"The World Economic Forum is on its Way Out"

05 February 2002
Walden Bello, a Filipino environmental activist and executive director of the Bangkok-based Focus on the Global South, spoke with TerraViva about the second World Social Forum, its emerging contours and outlook

Has the WSF, held successfully in Porto Alegre for a second year in a row, established itself as a focal point for the worldwide anti-globalisation movement?

I think there is no attempt to create a steering body of the anti-globalisation movement and that is far from the intention of the organisers. There is some minimum coordination. There is an international body which is very open; people can come in without too much difficulty. It is a very open process. Some would say that this is a weakness, and some that it is its strength. I think it is more of a strength. It is a very important process that involves people.

What were the impacts of the Call for Mobilisation issued at the first WSF by a group of social movements? Do you think a common WSF declaration is possible again this year?

I think that there been too much emphasis on the value of such declarations. I think that the Call for Mobilisation made at Porto Alegre last year, people would not remember it by now because it reflected the diversity of its constituency. I have nothing against statements, but I think Porto Alegre is about a process. Yes, social movements gathered last year for a statement, but who remembers it now? It is the spirit and the process that are important.

What is the outlook for the WSF process?

There is going to be a smaller meeting here in Porto Alegre next year and then in 2004 it is going to be in India. There is momentum towards that at this point, so I think people are looking at the transfer from Brazil mostly in a positive fashion, and as an opportunity to see if we can replicate this in other areas of the world. There are certain conditions here in Porto Alegre that make it unique for the WSF. There is the Workers Party government at both the state and municipal level. That gives it access to a great deal of popular and political support and a significant deal of financial as well as physical resources for the Forum. Is this present in other sites around the world, like in India? Bringing together 70,000 people and from all around the world is a major task, and I think in Porto Alegre it went very well. I am confident that after discussions, if the International Council decides to hold the event in a certain place, the decision will be well studied and taken with a great degree of consideration.

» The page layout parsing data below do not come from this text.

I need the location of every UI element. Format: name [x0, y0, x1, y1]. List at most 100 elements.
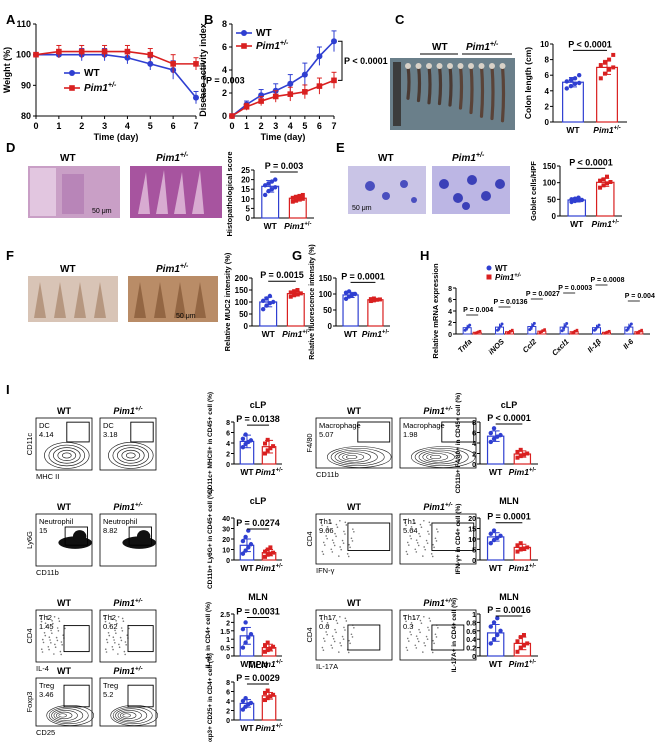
data-point — [574, 329, 577, 333]
data-point — [331, 77, 337, 84]
data-point — [290, 195, 295, 200]
data-point — [248, 700, 254, 706]
event-dot — [330, 522, 332, 524]
data-point — [638, 329, 642, 333]
data-point — [243, 640, 248, 645]
event-dot — [423, 519, 425, 522]
event-dot — [55, 636, 58, 639]
scale-bar-e: 50 μm — [352, 205, 372, 212]
data-point — [488, 541, 493, 546]
data-point — [229, 113, 235, 119]
histology-d-wt — [28, 166, 120, 218]
event-dot — [347, 651, 350, 654]
event-dot — [346, 553, 349, 555]
event-dot — [433, 642, 435, 645]
event-dot — [116, 622, 118, 625]
event-dot — [125, 644, 127, 646]
gate-label: Macrophage — [403, 421, 445, 430]
scale-bar-d: 50 μm — [92, 208, 112, 215]
data-point — [288, 290, 293, 295]
category-label: Ccl2 — [521, 336, 539, 354]
data-point — [266, 188, 271, 194]
contour-line — [342, 453, 365, 461]
chart-I-Th1: 0 5 10 15 20 IFN-γ+ in CD4+ cell (%) WT Pim1+/-… — [455, 496, 538, 574]
y-tick-label: 2 — [226, 709, 230, 716]
panel-letter-b: B — [204, 12, 213, 27]
data-point — [240, 445, 246, 450]
gate-label: DC — [103, 421, 114, 430]
event-dot — [120, 627, 123, 629]
y-tick-label: 2 — [226, 620, 230, 627]
gate-label: Macrophage — [319, 421, 361, 430]
y-axis-label: IFN-γ+ in CD4+ cell (%) — [455, 504, 462, 575]
event-dot — [432, 543, 434, 546]
event-dot — [344, 629, 346, 631]
event-dot — [341, 539, 344, 542]
event-dot — [414, 522, 416, 524]
event-dot — [106, 641, 109, 644]
y-tick-label: 100 — [16, 50, 31, 60]
contour-line — [48, 444, 86, 467]
data-point — [572, 196, 578, 201]
y-tick-label: 4 — [545, 87, 550, 96]
event-dot — [320, 521, 322, 524]
event-dot — [120, 639, 123, 642]
flow-neu-y-marker: Ly6G — [25, 531, 34, 549]
chart-title: MLN — [499, 496, 519, 506]
category-label: WT — [570, 219, 584, 229]
event-dot — [409, 631, 411, 633]
x-tick-label: 7 — [331, 121, 336, 131]
y-tick-label: 100 — [235, 298, 249, 307]
data-point — [266, 181, 271, 186]
data-point — [287, 91, 294, 97]
flow-th1-pim-title: Pim1+/- — [423, 502, 452, 513]
flow-th2-y-marker: CD4 — [25, 628, 34, 643]
data-point — [515, 549, 520, 554]
event-dot — [39, 618, 42, 620]
y-axis-label: CD11c+ MHCII+ in CD45+ cell (%) — [207, 392, 214, 494]
cecum — [415, 63, 422, 69]
event-dot — [351, 540, 354, 542]
data-point — [603, 332, 607, 335]
category-label: Pim1+/- — [362, 329, 389, 339]
event-dot — [124, 653, 126, 656]
y-axis-label: Goblet cells/HPF — [529, 161, 538, 221]
flow-th1-x-marker: IFN-γ — [316, 566, 335, 575]
event-dot — [340, 548, 343, 551]
data-point — [243, 104, 250, 110]
event-dot — [349, 642, 351, 645]
event-dot — [410, 622, 413, 624]
data-point — [297, 196, 302, 201]
data-point — [602, 71, 607, 76]
event-dot — [423, 642, 425, 644]
chart-I-Th17: 00.2 0.40.6 0.81 IL-17A+ in CD4+ cell (%) WT… — [451, 592, 538, 672]
data-point — [515, 543, 520, 548]
p-value: P = 0.0001 — [487, 512, 531, 522]
data-point — [298, 291, 303, 296]
category-label: WT — [262, 329, 276, 339]
event-dot — [58, 620, 61, 622]
data-point — [498, 432, 503, 438]
event-dot — [109, 625, 112, 627]
data-point — [263, 690, 268, 695]
y-axis-label: IL-4+ in CD4+ cell (%) — [205, 602, 212, 668]
gate-box — [357, 421, 391, 443]
event-dot — [336, 526, 339, 529]
y-tick-label: 4 — [226, 699, 230, 706]
chart-title: cLP — [250, 496, 267, 506]
flow-dc-pim-title: Pim1+/- — [113, 406, 142, 417]
y-axis-label: Disease activity index — [198, 23, 208, 117]
data-point — [518, 541, 523, 546]
event-dot — [405, 646, 408, 649]
y-tick-label: 10 — [222, 548, 230, 555]
flow-neu-pim-title: Pim1+/- — [113, 502, 142, 513]
y-tick-label: 0 — [328, 322, 333, 331]
p-value: P < 0.0001 — [344, 56, 388, 66]
flow-dc-y-marker: CD11c — [25, 433, 34, 456]
data-point — [468, 323, 472, 327]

Given the role played by the Brazilian Worker's Party in successfully organising the WSF, why is there a phobia within the movement about allowing political parties to participate formally in this event?

Well, I think what people are concerned about is that the centre of gravity should be civil society, people's movements, mass movements, NGOs - not political parties. If the centre of gravity does lie with civil society organizations then there is not the problem of certain types of political parties entering and becoming part of the process. I think that parties like the Workers Party which are innovative, have a popular mass base and are non-doctrinaire in their approach are certainly likely to be welcomed into the Porto Alegre process. I would imagine that other political parties can be brought in. I personally have no problem with political parties being part of the process, provided social movements remain at the centre of the process. The WSF is more a question of process rather than setting up two thousand guidelines on who can become a member.

The WSF was set up as a counterpoint to the World Economic Forum at Davos. What is the score so far?

I think Davos and the World Economic Forum are on their way down. The fact that they have had to adopt some of our slogans of sustainable development, the fact that they are trying very hard to give capitalism a dimension of compassion shows it is in crisis. And in terms of the rivalry between the WEF and the WSF, the Porto Alegre process is on the ascent. With the emergence of the Enron scandal and the Argentine collapse, there is a certain global context in which the Porto Alegre process is moving forward. The crisis of legitimacy is back with a vengeance for 'the Establishment'. They may have gained some ground in the aftermath of September 11, but the scandals that are unfolding create conditions whereby we can regain the momentum for our movement.